You should already require renters’ insurance for all of your properties, but rent coverage insurance products are very different from renters insurance. Rent coverage insurance is purchased by the renter, with the landlord as the beneficiary, and it acts as a lease guarantee that ensures that the landlord will get paid - either by the renter or by the policy. TheGuarantors is well versed in dealing with international renters, and boasts that its staff is available 7 days a week in any one of six languages. 

Where to find international renters

Renting to international students and professionals is a win-win for both the landlord and the renter. If you’re looking to market to international renters, you might start with:

Local universities

Universities and colleges are likely to be able to refer international students and researchers to apply for your units. In fact, these organizations typically get quite a few requests from incoming international students to connect them with housing - and student housing on most campuses fills up quickly!

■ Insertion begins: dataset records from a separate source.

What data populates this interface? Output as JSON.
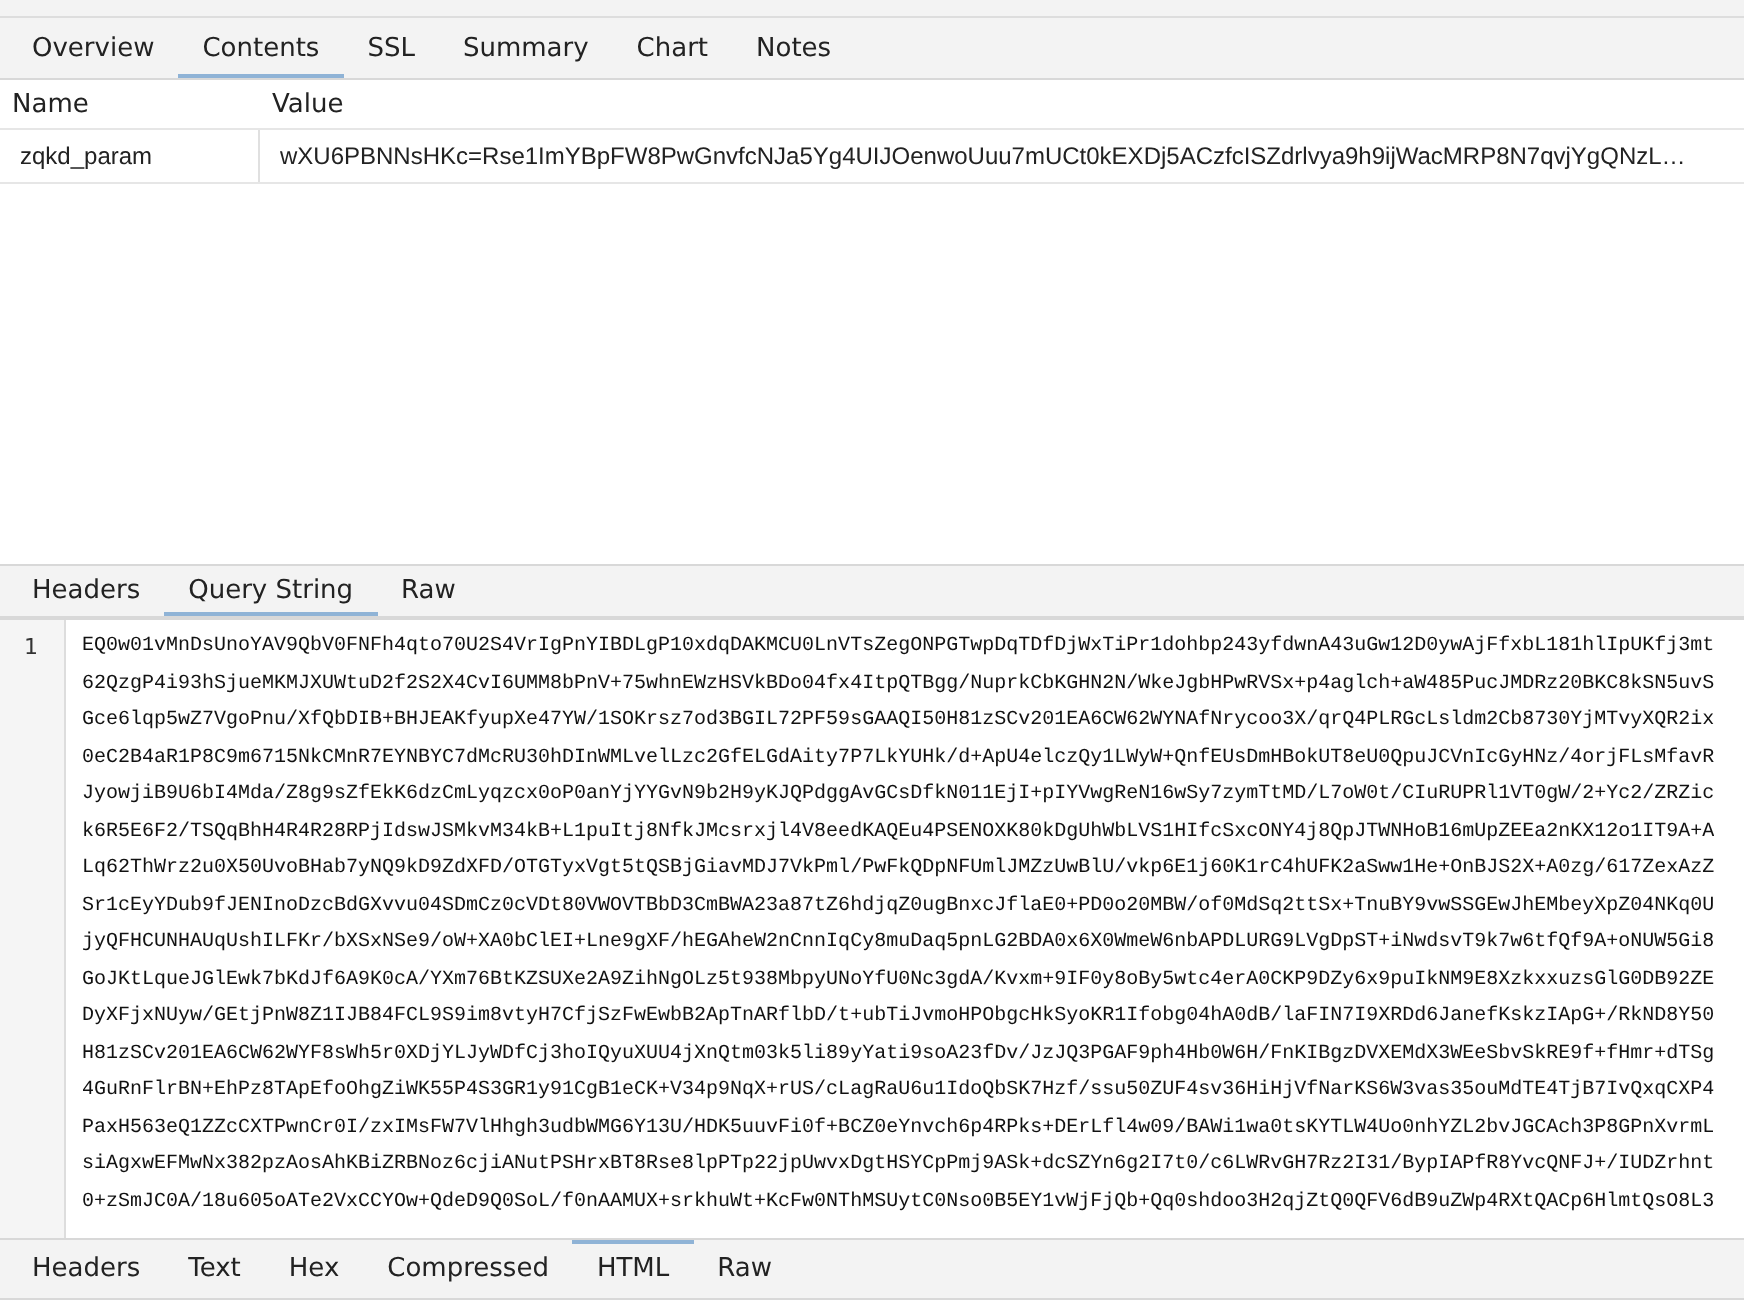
{
  "top_tabs": [
    {
      "label": "Overview",
      "selected": false
    },
    {
      "label": "Contents",
      "selected": true
    },
    {
      "label": "SSL",
      "selected": false
    },
    {
      "label": "Summary",
      "selected": false
    },
    {
      "label": "Chart",
      "selected": false
    },
    {
      "label": "Notes",
      "selected": false
    }
  ],
  "params_table": {
    "columns": [
      "Name",
      "Value"
    ],
    "rows": [
      {
        "name": "zqkd_param",
        "value": "wXU6PBNNsHKc=Rse1ImYBpFW8PwGnvfcNJa5Yg4UIJOenwoUuu7mUCt0kEXDj5ACzfcISZdrlvya9h9ijWacMRP8N7qvjYgQNzL…"
      }
    ]
  },
  "request_tabs": [
    {
      "label": "Headers",
      "selected": false
    },
    {
      "label": "Query String",
      "selected": true
    },
    {
      "label": "Raw",
      "selected": false
    }
  ],
  "code": {
    "line_number": "1",
    "lines": [
      "EQ0w01vMnDsUnoYAV9QbV0FNFh4qto70U2S4VrIgPnYIBDLgP10xdqDAKMCU0LnVTsZegONPGTwpDqTDfDjWxTiPr1dohbp243yfdwnA43uGw12D0ywAjFfxbL181hlIpUKfj3mt",
      "62QzgP4i93hSjueMKMJXUWtuD2f2S2X4CvI6UMM8bPnV+75whnEWzHSVkBDo04fx4ItpQTBgg/NuprkCbKGHN2N/WkeJgbHPwRVSx+p4aglch+aW485PucJMDRz20BKC8kSN5uvS",
      "Gce6lqp5wZ7VgoPnu/XfQbDIB+BHJEAKfyupXe47YW/1SOKrsz7od3BGIL72PF59sGAAQI50H81zSCv201EA6CW62WYNAfNrycoo3X/qrQ4PLRGcLsldm2Cb8730YjMTvyXQR2ix",
      "0eC2B4aR1P8C9m6715NkCMnR7EYNBYC7dMcRU30hDInWMLvelLzc2GfELGdAity7P7LkYUHk/d+ApU4elczQy1LWyW+QnfEUsDmHBokUT8eU0QpuJCVnIcGyHNz/4orjFLsMfavR",
      "JyowjiB9U6bI4Mda/Z8g9sZfEkK6dzCmLyqzcx0oP0anYjYYGvN9b2H9yKJQPdggAvGCsDfkN011EjI+pIYVwgReN16wSy7zymTtMD/L7oW0t/CIuRUPRl1VT0gW/2+Yc2/ZRZic",
      "k6R5E6F2/TSQqBhH4R4R28RPjIdswJSMkvM34kB+L1puItj8NfkJMcsrxjl4V8eedKAQEu4PSENOXK80kDgUhWbLVS1HIfcSxcONY4j8QpJTWNHoB16mUpZEEa2nKX12o1IT9A+A",
      "Lq62ThWrz2u0X50UvoBHab7yNQ9kD9ZdXFD/OTGTyxVgt5tQSBjGiavMDJ7VkPml/PwFkQDpNFUmlJMZzUwBlU/vkp6E1j60K1rC4hUFK2aSww1He+OnBJS2X+A0zg/617ZexAzZ",
      "Sr1cEyYDub9fJENInoDzcBdGXvvu04SDmCz0cVDt80VWOVTBbD3CmBWA23a87tZ6hdjqZ0ugBnxcJflaE0+PD0o20MBW/of0MdSq2ttSx+TnuBY9vwSSGEwJhEMbeyXpZ04NKq0U",
      "jyQFHCUNHAUqUshILFKr/bXSxNSe9/oW+XA0bClEI+Lne9gXF/hEGAheW2nCnnIqCy8muDaq5pnLG2BDA0x6X0WmeW6nbAPDLURG9LVgDpST+iNwdsvT9k7w6tfQf9A+oNUW5Gi8",
      "GoJKtLqueJGlEwk7bKdJf6A9K0cA/YXm76BtKZSUXe2A9ZihNgOLz5t938MbpyUNoYfU0Nc3gdA/Kvxm+9IF0y8oBy5wtc4erA0CKP9DZy6x9puIkNM9E8XzkxxuzsGlG0DB92ZE",
      "DyXFjxNUyw/GEtjPnW8Z1IJB84FCL9S9im8vtyH7CfjSzFwEwbB2ApTnARflbD/t+ubTiJvmoHPObgcHkSyoKR1Ifobg04hA0dB/laFIN7I9XRDd6JanefKskzIApG+/RkND8Y50",
      "H81zSCv201EA6CW62WYF8sWh5r0XDjYLJyWDfCj3hoIQyuXUU4jXnQtm03k5li89yYati9soA23fDv/JzJQ3PGAF9ph4Hb0W6H/FnKIBgzDVXEMdX3WEeSbvSkRE9f+fHmr+dTSg",
      "4GuRnFlrBN+EhPz8TApEfoOhgZiWK55P4S3GR1y91CgB1eCK+V34p9NqX+rUS/cLagRaU6u1IdoQbSK7Hzf/ssu50ZUF4sv36HiHjVfNarKS6W3vas35ouMdTE4TjB7IvQxqCXP4",
      "PaxH563eQ1ZZcCXTPwnCr0I/zxIMsFW7VlHhgh3udbWMG6Y13U/HDK5uuvFi0f+BCZ0eYnvch6p4RPks+DErLfl4w09/BAWi1wa0tsKYTLW4Uo0nhYZL2bvJGCAch3P8GPnXvrmL",
      "siAgxwEFMwNx382pzAosAhKBiZRBNoz6cjiANutPSHrxBT8Rse8lpPTp22jpUwvxDgtHSYCpPmj9ASk+dcSZYn6g2I7t0/c6LWRvGH7Rz2I31/BypIAPfR8YvcQNFJ+/IUDZrhnt",
      "0+zSmJC0A/18u605oATe2VxCCYOw+QdeD9Q0SoL/f0nAAMUX+srkhuWt+KcFw0NThMSUytC0Nso0B5EY1vWjFjQb+Qq0shdoo3H2qjZtQ0QFV6dB9uZWp4RXtQACp6HlmtQsO8L3"
    ]
  },
  "response_tabs": [
    {
      "label": "Headers",
      "selected": false
    },
    {
      "label": "Text",
      "selected": false
    },
    {
      "label": "Hex",
      "selected": false
    },
    {
      "label": "Compressed",
      "selected": false
    },
    {
      "label": "HTML",
      "selected": true
    },
    {
      "label": "Raw",
      "selected": false
    }
  ]
}
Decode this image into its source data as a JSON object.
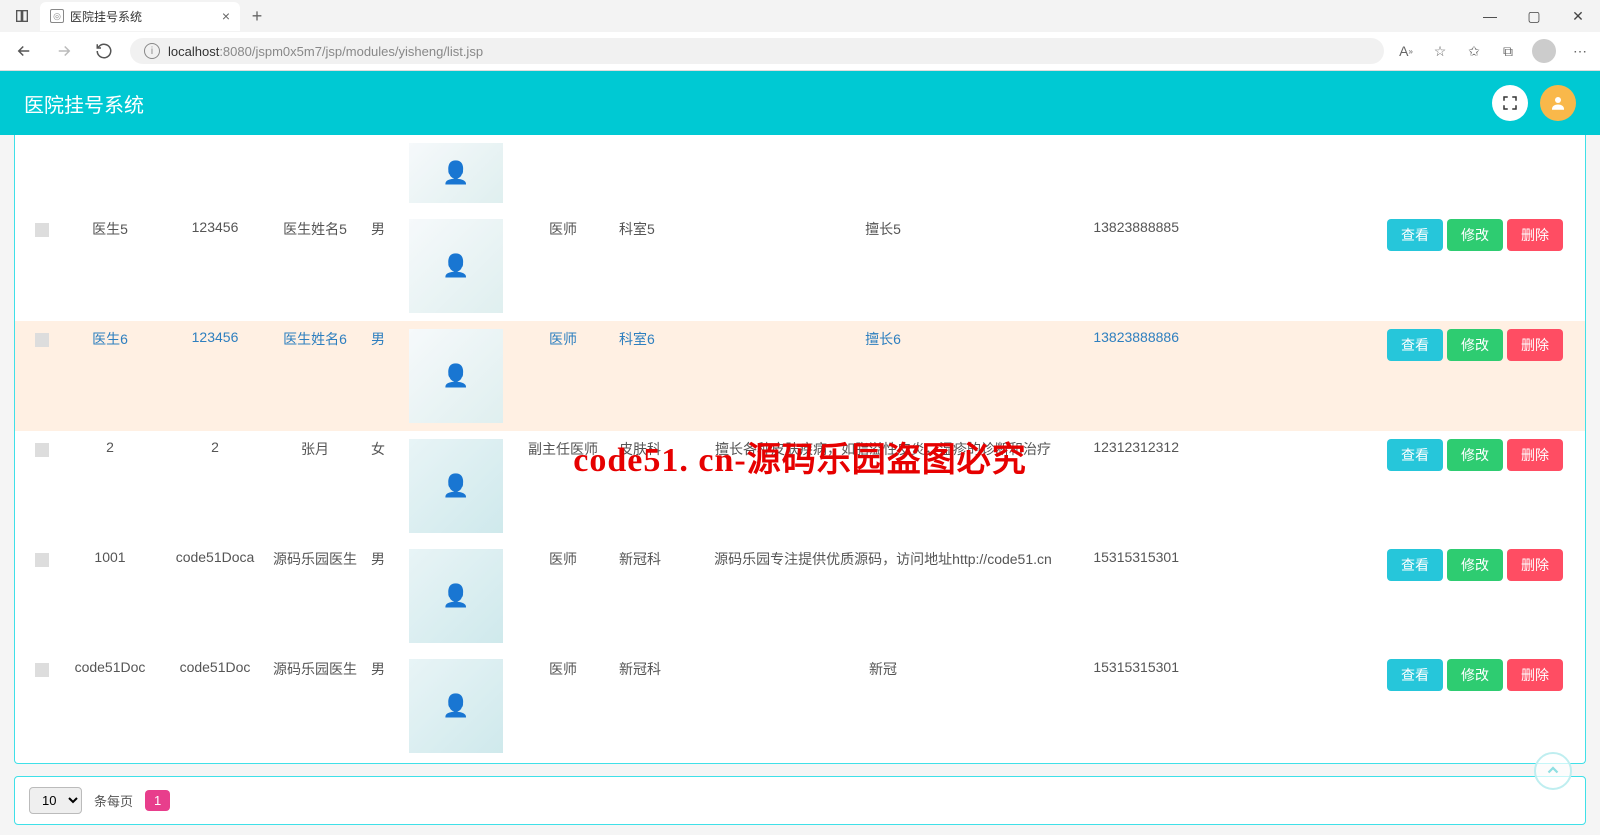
{
  "browser": {
    "tab_title": "医院挂号系统",
    "url_host": "localhost",
    "url_port_path": ":8080/jspm0x5m7/jsp/modules/yisheng/list.jsp"
  },
  "header": {
    "title": "医院挂号系统"
  },
  "buttons": {
    "view": "查看",
    "edit": "修改",
    "delete": "删除"
  },
  "rows": [
    {
      "account": "",
      "password": "",
      "name": "",
      "gender": "",
      "title": "",
      "dept": "",
      "specialty": "",
      "phone": ""
    },
    {
      "account": "医生5",
      "password": "123456",
      "name": "医生姓名5",
      "gender": "男",
      "title": "医师",
      "dept": "科室5",
      "specialty": "擅长5",
      "phone": "13823888885"
    },
    {
      "account": "医生6",
      "password": "123456",
      "name": "医生姓名6",
      "gender": "男",
      "title": "医师",
      "dept": "科室6",
      "specialty": "擅长6",
      "phone": "13823888886"
    },
    {
      "account": "2",
      "password": "2",
      "name": "张月",
      "gender": "女",
      "title": "副主任医师",
      "dept": "皮肤科",
      "specialty": "擅长各种皮肤疾病，如脂溢性皮炎，湿疹的诊断和治疗",
      "phone": "12312312312"
    },
    {
      "account": "1001",
      "password": "code51Doca",
      "name": "源码乐园医生",
      "gender": "男",
      "title": "医师",
      "dept": "新冠科",
      "specialty": "源码乐园专注提供优质源码，访问地址http://code51.cn",
      "phone": "15315315301"
    },
    {
      "account": "code51Doc",
      "password": "code51Doc",
      "name": "源码乐园医生",
      "gender": "男",
      "title": "医师",
      "dept": "新冠科",
      "specialty": "新冠",
      "phone": "15315315301"
    }
  ],
  "pager": {
    "page_size": "10",
    "label": "条每页",
    "current_page": "1"
  },
  "watermark": "code51. cn-源码乐园盗图必究"
}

You could also work with a company that specializes in securing renters who are typically overlooked by the market. TheGuarantors provides a wide variety of products designed to make it easier to rent to applicants with “nonstandard” income streams - such as freelancers and international renters - without increasing your risk - and part of their service offering is to help find and qualify more renters for your properties. 

International renters can make wonderful residents, giving you a sense of security for the safety of your property and your payments. With proper preparation, collecting the right documentation, implementing some simple international screening and rent collection processes, and finding the right connections to market to international renters, you can enjoy the benefits of this high-demand, low supply market and qualify more amazing residents for your properties.